A la expropiación de las tierras de los nobles en beneficio de los campesinos, la reacción oponía la expropiación de las tierras comunales campesinas en beneficio de los kulaks. “La ley del 9 de noviembre —dijo uno de los reaccionarios en la tercera Duma— contiene el suficiente grisú para hacer saltar toda Rusia”.
Empujados a un callejón sin salida por la irreductible actitud de la nobleza y de la burocracia, que eran de nuevo los amos de la situación, los partidos burgueses trataron de salir de las contradicciones económicas y políticas en las que se habían metido por medio del imperialismo... Buscaron compensaciones a los fracasos internos en países extranjeros: en el Lejano Oriente (ruta del Amur), en Persia o en los Balcanes. Lo que se llamó “anexión” de Bosnia y Herzegovina despertó en San Petersburgo y en Moscú un verdadero escándalo patriotero. Además, el partido burgués que más se había opuesto al antiguo régimen —el constitucional demócrata— iba ahora en cabeza del belicoso “neoeslavismo”. Los cadetes buscaban en el imperialismo capitalista una solución para los problemas que no habían podido ser liquidados por la revolución. Llevados por la marcha misma de esa revolución a rechazar, de hecho, la idea de la expropiación de los bienes raíces y de una democratización de todo el régimen social, e inducidos, por consiguiente, a rechazar la esperanza de crear un mercado interior suficientemente estable, representado por los pequeños campesinos, que favorecerían el desarrollo capitalista, los cadetes ponían ahora sus esperanzas en los mercados exteriores. Como para lograr buenos resultados en este sentido es imprescindible un Estado fuerte, los cadetes se ven obligados, además, a sostener el zarismo, detentador del poder real.

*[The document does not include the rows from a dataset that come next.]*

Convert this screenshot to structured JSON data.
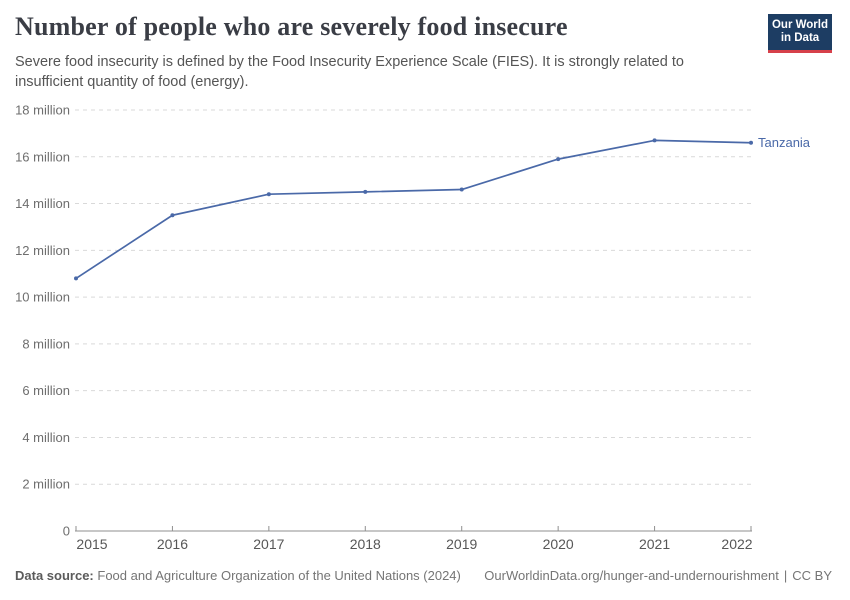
{
  "header": {
    "title": "Number of people who are severely food insecure",
    "subtitle": "Severe food insecurity is defined by the Food Insecurity Experience Scale (FIES). It is strongly related to insufficient quantity of food (energy)."
  },
  "logo": {
    "line1": "Our World",
    "line2": "in Data",
    "background": "#1d3d63",
    "stripe": "#d6404a"
  },
  "chart_data": {
    "type": "line",
    "x": [
      2015,
      2016,
      2017,
      2018,
      2019,
      2020,
      2021,
      2022
    ],
    "series": [
      {
        "name": "Tanzania",
        "values_millions": [
          10.8,
          13.5,
          14.4,
          14.5,
          14.6,
          15.9,
          16.7,
          16.6
        ],
        "color": "#4a69a8"
      }
    ],
    "entity_label": "Tanzania",
    "ylim_millions": [
      0,
      18
    ],
    "ytick_step_millions": 2,
    "ytick_label_suffix": " million",
    "ytick_zero_label": "0",
    "grid": "horizontal dashed",
    "legend_position": "end-of-line label"
  },
  "footer": {
    "source_label": "Data source:",
    "source_text": "Food and Agriculture Organization of the United Nations (2024)",
    "link": "OurWorldinData.org/hunger-and-undernourishment",
    "separator": "|",
    "license": "CC BY"
  }
}
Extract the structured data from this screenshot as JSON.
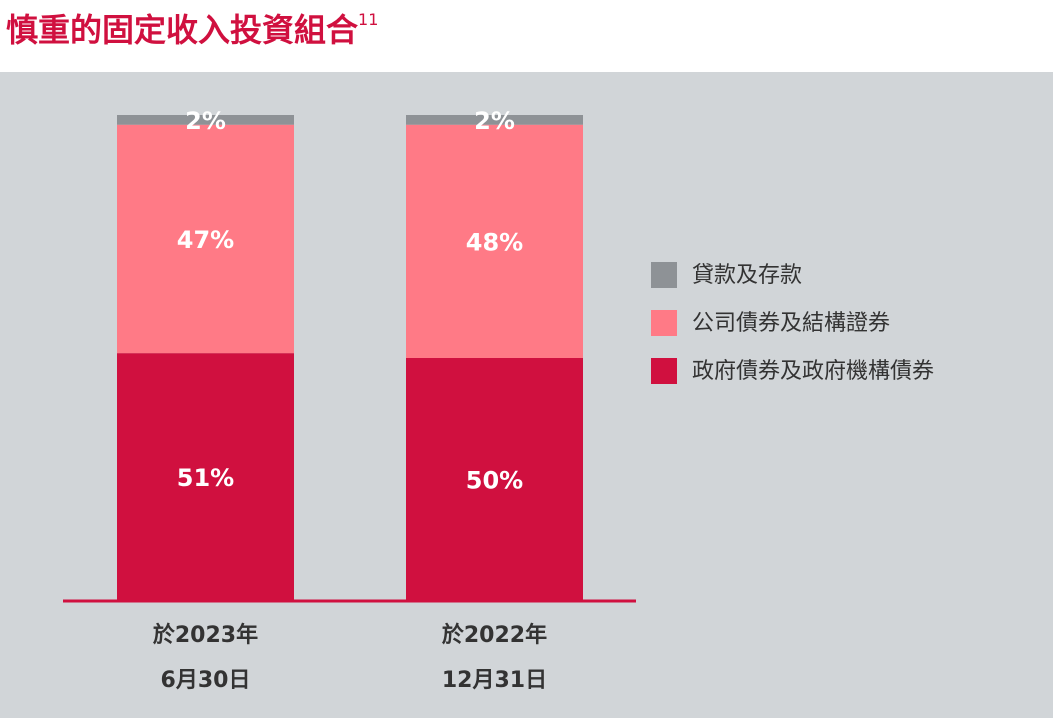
{
  "chart_data": {
    "type": "stacked-bar",
    "title": "慎重的固定收入投資組合",
    "title_superscript": "11",
    "categories": [
      [
        "於2023年",
        "6月30日"
      ],
      [
        "於2022年",
        "12月31日"
      ]
    ],
    "series": [
      {
        "name": "政府債券及政府機構債券",
        "color": "#d0103f",
        "values": [
          51,
          50
        ],
        "value_labels": [
          "51%",
          "50%"
        ]
      },
      {
        "name": "公司債券及結構證券",
        "color": "#ff7a86",
        "values": [
          47,
          48
        ],
        "value_labels": [
          "47%",
          "48%"
        ]
      },
      {
        "name": "貸款及存款",
        "color": "#8e9296",
        "values": [
          2,
          2
        ],
        "value_labels": [
          "2%",
          "2%"
        ]
      }
    ],
    "ylim": [
      0,
      100
    ],
    "legend": "right"
  }
}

El imperialismo de Milyukov, disfrazado de oposición, cubrió, pues, con una especie de velo ideológico, la repugnante combinación que era la tercera Duma, en la que hicieron alianza los burócratas de la autarquía, los feroces propietarios y el capitalismo parásito.
La situación creada podía dar lugar a las consecuencias más insólitas. Un gobierno cuya reputación de fuerza se había ahogado en las aguas de Tsuchima y que había quedado enterrada en los campos de Mukden, abrumado, además, por las terribles consecuencias de su política de aventuras, se dio cuenta de repente de que era el centro de la confianza patriótica de los representantes de “la nación”. No solamente aceptó sin replicar medio millón de nuevos soldados y quinientos millones para los gastos del Ministerio de la Guerra sino que obtuvo el apoyo de la Duma cuando intentó nuevas experiencias en el Lejano Oriente. Más aún, tanto de la derecha como de la izquierda, entre “centurias negras” como entre los cadetes, llegaban hasta él violentos reproches porque se estimaba que su política exterior no era lo suficientemente activa.
Así, por la lógica misma de las cosas, el gobierno del zar se vio empujado hacia una vía peligrosa, luchando por restablecer su reputación mundial. Y, ¿quién sabe?, antes de que la suerte de la autocracia se haya fijado de manera definitiva y sin posible solución en las calles de San Petersburgo y de Varsovia, quizá pasará por una segunda prueba en los campos del Amur o en las costas del Mar Negro.